I'm aware of a DyMat-package for Python that should do the job but either I don't understand the code or the code is not doing what it should do? Does anybody have experience with this? I probably miss some code defining which .mat file has to be read/exported from, which variables I want and in which directory the result.csv-file should be stored?

import csv, numpy

def export(dm, varList, fileName=None, formatOptions={}):
    """Export DyMat data to a CSV file"""

    if not fileName:
        fileName = dm.fileName + '.csv'
    oFile = open(fileName, 'w')
    csvWriter = csv.writer(oFile)

    vDict = dm.sortByBlocks(varList)
    for vList in vDict.values():
        vData = dm.getVarArray(vList)
        vList.insert(0, dm._absc[0])
        csvWriter.writerow(vList)
        csvWriter.writerows(numpy.transpose(vData))

    oFile.close()

Thanks!

Upvotes: 2

Views: 919

Answers (3)

Ragner
Ragner

Reputation: 1

For small files (<2GB) Buildingspy (or other Python packages) covers pretty much all needs: https://simulationresearch.lbl.gov/modelica/buildingspy/

However, since one will run into issues when the files are above 2GB (e.g. for full years of simulations), "alist.exe" from Dymola may be employed. (filterSimulationResults from OpenModelica also fails then)

"alist.exe" seems to accept up until approx. 100 variables to be exported at once and single executions for each variable seems to slow things down drastically (translation of 1 or 100 rows takes almost the same time). One may employ the alist.exe as follows from Python to facilitate automation and speed things up.

var_list=['Component.Name1','Component.Name3','Component.Name2','...'] #List of Variabels to be extracted
N_batch=100 #Number of variables to be extracted from the .mat file at once (max. approx 110)

cmds=[]        #list of commands to be executed batch wise 

for i,var in enumerate(var_list):
    if (i%N_batch == 0) &(i > 0):
        cmds.append(cmd)
        cmd=''
    cmd+=f' -e {var}'#build command
    
cmds.append(cmd)


lst_df=[]       #list of pandas dataframes 
for i,cmd in enumerate(cmds):
    os.system(f'"C:/Program Files/Dymola 2021/bin64/alist.exe" {cmd} {inFile} tmp.csv')
    lst_df.append(pd.read_csv('tmp.csv',index_col=[0]).squeeze("columns"))

df_overall=pd.concat(lst_df,axis=1)
df_overall.to_csv('CompleteCSVFile.csv')#or use .pkl for more efficient writing and reading

It is still not a fast solution, but enables the processing of the date in the first instance. Variable Selection of Dymola should always be exploited first before trying to wrangle around such amounts of data on a local machine.

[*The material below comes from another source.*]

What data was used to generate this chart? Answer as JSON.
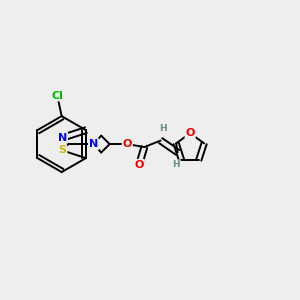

Hope this helps someone someday!

Upvotes: 0

Dag B
Dag B

Reputation: 759

In the Dymola distribution there is a utility called alist.exe, that allows you to export a number of variables in CSV format.

Another possibility is to convert the MAT file to SDF format, which is a very simple HDF5 interpretation. The HDF5 file is not as compact as the MAT-file, but you can compress the file using ZIP/GZIP/7ZIP to reduce archival storage. There are both MATLAB and Python scripts for reading the SDF format in the Dymola distribution.

Upvotes: 2

sjoelund.se
sjoelund.se

Reputation: 3523

Since this was tagged openmodelica, I am proposing a solution using it:

filterSimulationResults("file.mat", "file.csv", {"x","y","z"}) creates a csv-file with only variables x, y, z (If you think it's still too large, it is possible to resample the file).